Other than taking down all of usenet, I don't see a solution.

I wonder how the postponed "6 strikes" will play out if they extend it to usenet traffic.
posted by Enron Hubbard at 9:17 AM on December 10, 2012


So any usenet provider worth their salt uses SSL connections. Set up a random port, use SSL, and all they have is a stream of uuencoded text data going over the pipe. Maybe they can use the headers to figure out what it is, but I'm not sure what's possible, and what's boogeyman future stuff...
posted by Lord_Pall at 10:16 AM on December 10, 2012


I had just ditched my Astraweb subscription on Saturday. Went with a server based in the Netherlands and things seem to be hunkey-dorey, for now. Still getting a steady 5.7MBps (~45Mbits of a 50Mbit connection?) out of the European server vs. Astra's US servers.

Fortunately my web-accessible, no-frills, free, and nzb-supporting usenet search engine seems to be humming along, too.

I wonder how much resistance non-US based servers will (be able to) put up against DMCA notices?
posted by porpoise at 2:28 PM on December 10, 2012


So how hard is it to get newznab up and running on win7/64 for someone who's never installed or run apache etc?

And, for that matter, will it eat all the resources on a ~2007 C2D box with 4gb ram?
posted by ROU_Xenophobe at 6:11 AM on December 11, 2012


We're gonna need a bigger disk.
posted by jbroome at 9:37 AM on December 11, 2012


kuanes: "NZBsrus is gone."

What is this then?
posted by meehawl at 10:10 AM on December 11, 2012


Matrix, Reloaded.
posted by meehawl at 10:40 AM on December 11, 2012


ROU_Xenophobe: "And, for that matter, will it eat all the resources on a ~2007 C2D box with 4gb ram?"

Disk IO seems to be the most significant bottleneck. Damn database-driven software. :P
posted by wierdo at 1:16 PM on December 11, 2012


NZBZRUS is back up today. Interesting.

Newznab is not for noobs. If you've never edited php or niggled with server settings, I don't recommend it.

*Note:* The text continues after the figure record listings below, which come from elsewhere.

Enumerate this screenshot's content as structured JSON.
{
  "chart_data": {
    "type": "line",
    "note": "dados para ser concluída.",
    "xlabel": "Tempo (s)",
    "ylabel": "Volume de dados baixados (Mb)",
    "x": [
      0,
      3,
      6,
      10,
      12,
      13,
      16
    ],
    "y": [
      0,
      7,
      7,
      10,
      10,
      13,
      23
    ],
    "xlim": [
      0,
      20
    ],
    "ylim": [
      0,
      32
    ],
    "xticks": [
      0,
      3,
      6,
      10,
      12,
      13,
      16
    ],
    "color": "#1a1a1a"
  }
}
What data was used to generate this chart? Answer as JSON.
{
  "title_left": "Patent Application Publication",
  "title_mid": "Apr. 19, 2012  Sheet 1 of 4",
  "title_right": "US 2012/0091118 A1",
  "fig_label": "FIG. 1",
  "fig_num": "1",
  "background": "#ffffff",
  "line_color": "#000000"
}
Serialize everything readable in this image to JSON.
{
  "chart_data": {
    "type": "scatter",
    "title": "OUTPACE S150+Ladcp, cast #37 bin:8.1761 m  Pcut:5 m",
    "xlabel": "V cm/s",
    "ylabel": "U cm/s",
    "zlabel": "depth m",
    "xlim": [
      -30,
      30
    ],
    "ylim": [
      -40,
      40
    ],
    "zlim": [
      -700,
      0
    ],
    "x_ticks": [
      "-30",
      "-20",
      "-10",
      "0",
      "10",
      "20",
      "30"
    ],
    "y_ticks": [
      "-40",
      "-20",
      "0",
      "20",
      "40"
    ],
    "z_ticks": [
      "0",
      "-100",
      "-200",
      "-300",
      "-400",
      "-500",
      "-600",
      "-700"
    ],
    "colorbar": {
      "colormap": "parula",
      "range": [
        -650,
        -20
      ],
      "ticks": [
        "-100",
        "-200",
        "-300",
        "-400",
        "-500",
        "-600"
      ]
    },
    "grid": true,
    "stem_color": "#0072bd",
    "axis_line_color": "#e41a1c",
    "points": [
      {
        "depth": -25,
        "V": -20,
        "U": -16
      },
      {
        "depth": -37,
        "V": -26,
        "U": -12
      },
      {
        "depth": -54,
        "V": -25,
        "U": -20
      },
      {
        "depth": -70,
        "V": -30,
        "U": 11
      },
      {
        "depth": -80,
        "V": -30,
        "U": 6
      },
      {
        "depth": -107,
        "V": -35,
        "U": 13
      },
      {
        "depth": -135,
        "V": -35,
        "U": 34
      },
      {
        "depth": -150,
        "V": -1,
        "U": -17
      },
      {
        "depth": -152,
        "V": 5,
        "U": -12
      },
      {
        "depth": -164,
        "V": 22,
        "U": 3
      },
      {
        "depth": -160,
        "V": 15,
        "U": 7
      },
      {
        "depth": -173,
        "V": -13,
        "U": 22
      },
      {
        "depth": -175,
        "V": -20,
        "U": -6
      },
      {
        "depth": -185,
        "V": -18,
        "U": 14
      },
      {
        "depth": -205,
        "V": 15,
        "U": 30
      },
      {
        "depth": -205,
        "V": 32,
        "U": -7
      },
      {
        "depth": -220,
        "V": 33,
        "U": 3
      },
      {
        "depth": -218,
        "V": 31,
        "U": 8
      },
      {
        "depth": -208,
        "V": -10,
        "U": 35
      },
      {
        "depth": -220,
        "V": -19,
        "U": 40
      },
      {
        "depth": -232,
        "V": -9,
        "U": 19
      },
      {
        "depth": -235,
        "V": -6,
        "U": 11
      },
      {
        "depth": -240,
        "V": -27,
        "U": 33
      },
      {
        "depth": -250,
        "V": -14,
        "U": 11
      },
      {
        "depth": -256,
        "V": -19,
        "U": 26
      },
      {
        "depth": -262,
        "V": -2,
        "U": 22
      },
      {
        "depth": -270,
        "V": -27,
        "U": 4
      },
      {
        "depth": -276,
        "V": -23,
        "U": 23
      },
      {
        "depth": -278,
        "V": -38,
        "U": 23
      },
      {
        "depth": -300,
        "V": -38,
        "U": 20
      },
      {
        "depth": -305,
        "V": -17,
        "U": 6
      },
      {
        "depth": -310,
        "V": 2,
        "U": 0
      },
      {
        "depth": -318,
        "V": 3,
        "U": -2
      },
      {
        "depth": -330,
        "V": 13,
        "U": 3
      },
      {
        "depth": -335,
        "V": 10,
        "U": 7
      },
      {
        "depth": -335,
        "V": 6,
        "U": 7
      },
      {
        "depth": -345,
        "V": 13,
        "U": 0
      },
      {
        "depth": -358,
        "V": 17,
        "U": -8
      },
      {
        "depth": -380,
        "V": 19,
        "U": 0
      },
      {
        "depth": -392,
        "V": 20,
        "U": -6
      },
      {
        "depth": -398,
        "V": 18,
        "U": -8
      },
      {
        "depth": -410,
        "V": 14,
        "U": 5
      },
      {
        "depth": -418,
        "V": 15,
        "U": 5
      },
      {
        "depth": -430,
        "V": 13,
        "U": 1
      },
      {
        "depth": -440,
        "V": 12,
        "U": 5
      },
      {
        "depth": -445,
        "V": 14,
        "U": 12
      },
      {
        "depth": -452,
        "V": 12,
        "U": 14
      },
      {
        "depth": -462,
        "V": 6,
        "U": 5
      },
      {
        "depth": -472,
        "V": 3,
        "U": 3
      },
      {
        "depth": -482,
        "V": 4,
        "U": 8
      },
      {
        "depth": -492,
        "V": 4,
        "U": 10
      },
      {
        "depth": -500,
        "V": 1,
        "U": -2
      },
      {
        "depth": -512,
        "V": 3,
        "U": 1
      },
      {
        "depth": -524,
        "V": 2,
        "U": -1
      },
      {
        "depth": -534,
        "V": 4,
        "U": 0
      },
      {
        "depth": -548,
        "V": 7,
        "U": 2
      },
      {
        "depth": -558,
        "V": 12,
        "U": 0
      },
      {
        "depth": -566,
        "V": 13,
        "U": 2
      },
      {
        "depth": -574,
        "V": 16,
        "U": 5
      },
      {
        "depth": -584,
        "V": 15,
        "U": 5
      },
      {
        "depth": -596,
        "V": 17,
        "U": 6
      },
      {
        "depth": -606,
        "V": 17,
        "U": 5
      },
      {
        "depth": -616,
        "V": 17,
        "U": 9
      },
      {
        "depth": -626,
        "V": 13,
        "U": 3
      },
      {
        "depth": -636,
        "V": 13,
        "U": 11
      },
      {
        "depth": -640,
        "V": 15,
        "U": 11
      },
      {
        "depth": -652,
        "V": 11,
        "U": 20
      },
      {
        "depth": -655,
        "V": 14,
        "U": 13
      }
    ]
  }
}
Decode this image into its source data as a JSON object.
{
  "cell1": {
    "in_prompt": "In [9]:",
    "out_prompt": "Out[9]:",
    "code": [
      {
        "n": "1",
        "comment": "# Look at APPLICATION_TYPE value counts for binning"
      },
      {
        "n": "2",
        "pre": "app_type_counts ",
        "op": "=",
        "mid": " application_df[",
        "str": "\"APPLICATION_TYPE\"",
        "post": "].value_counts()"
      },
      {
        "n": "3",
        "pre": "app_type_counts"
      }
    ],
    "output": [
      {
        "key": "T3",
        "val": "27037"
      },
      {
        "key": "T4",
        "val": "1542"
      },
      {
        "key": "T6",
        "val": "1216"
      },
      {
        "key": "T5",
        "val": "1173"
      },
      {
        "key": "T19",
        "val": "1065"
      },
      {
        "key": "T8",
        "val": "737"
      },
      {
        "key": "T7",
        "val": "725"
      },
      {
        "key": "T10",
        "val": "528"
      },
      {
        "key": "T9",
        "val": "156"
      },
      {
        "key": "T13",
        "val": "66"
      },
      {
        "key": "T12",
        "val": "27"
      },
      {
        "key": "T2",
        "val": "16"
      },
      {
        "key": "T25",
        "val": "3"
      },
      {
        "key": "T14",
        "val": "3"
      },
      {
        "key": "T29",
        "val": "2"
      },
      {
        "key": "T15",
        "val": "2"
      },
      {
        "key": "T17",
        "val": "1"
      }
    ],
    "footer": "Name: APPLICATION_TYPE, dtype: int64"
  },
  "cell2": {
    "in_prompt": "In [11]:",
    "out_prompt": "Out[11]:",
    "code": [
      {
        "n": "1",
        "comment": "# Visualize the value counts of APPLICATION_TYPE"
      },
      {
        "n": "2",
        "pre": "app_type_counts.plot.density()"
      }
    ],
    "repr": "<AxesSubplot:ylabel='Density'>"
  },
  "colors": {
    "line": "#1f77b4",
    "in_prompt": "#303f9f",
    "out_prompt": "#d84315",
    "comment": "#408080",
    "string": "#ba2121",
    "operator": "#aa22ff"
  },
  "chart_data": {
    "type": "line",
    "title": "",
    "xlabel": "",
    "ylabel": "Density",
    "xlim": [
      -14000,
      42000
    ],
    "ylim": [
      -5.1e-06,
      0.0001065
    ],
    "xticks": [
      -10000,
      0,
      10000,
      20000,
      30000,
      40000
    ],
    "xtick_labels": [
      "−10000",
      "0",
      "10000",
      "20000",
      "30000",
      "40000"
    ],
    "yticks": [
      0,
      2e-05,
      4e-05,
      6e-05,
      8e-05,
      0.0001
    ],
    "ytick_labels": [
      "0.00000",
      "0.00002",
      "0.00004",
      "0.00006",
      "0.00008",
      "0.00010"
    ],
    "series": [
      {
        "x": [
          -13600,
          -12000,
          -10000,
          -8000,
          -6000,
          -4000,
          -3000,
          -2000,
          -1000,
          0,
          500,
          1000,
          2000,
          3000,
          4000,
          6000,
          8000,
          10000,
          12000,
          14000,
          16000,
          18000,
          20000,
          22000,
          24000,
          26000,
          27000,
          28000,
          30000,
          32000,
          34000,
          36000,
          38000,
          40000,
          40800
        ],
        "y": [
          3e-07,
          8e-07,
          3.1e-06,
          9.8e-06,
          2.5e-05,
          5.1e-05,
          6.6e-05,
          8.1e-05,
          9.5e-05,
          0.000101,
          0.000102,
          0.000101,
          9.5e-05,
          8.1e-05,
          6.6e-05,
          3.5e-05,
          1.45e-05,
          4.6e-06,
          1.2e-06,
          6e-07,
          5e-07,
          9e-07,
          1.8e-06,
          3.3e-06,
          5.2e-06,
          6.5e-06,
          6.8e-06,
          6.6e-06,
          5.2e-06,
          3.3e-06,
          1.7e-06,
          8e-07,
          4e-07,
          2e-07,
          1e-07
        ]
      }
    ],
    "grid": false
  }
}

SpotWeb seems to be much easier/faster, but requires fiddling in Dutch until installed, when you can switch to another language.

And yea, keeping even 15 groups fully updated and propagated is pretty much a 20 hour a day intensive process, although it only eats as much ram as your php.ini will let it and ~50% processing power. There is no threaded option for windows servers, there is for *nix.
posted by TomMelee at 1:02 PM on December 12, 2012


It occurs to me that clever people might index usenet binaries, automatically generate nzbs, and then post those nzbs themselves to usenet.

Then someone else could index that index, generate an nzb for the day's nzbs, and post *that* to a different newsgroup.
posted by ROU_Xenophobe at 11:59 AM on December 13, 2012


That's basically what Spotweb does, fyi.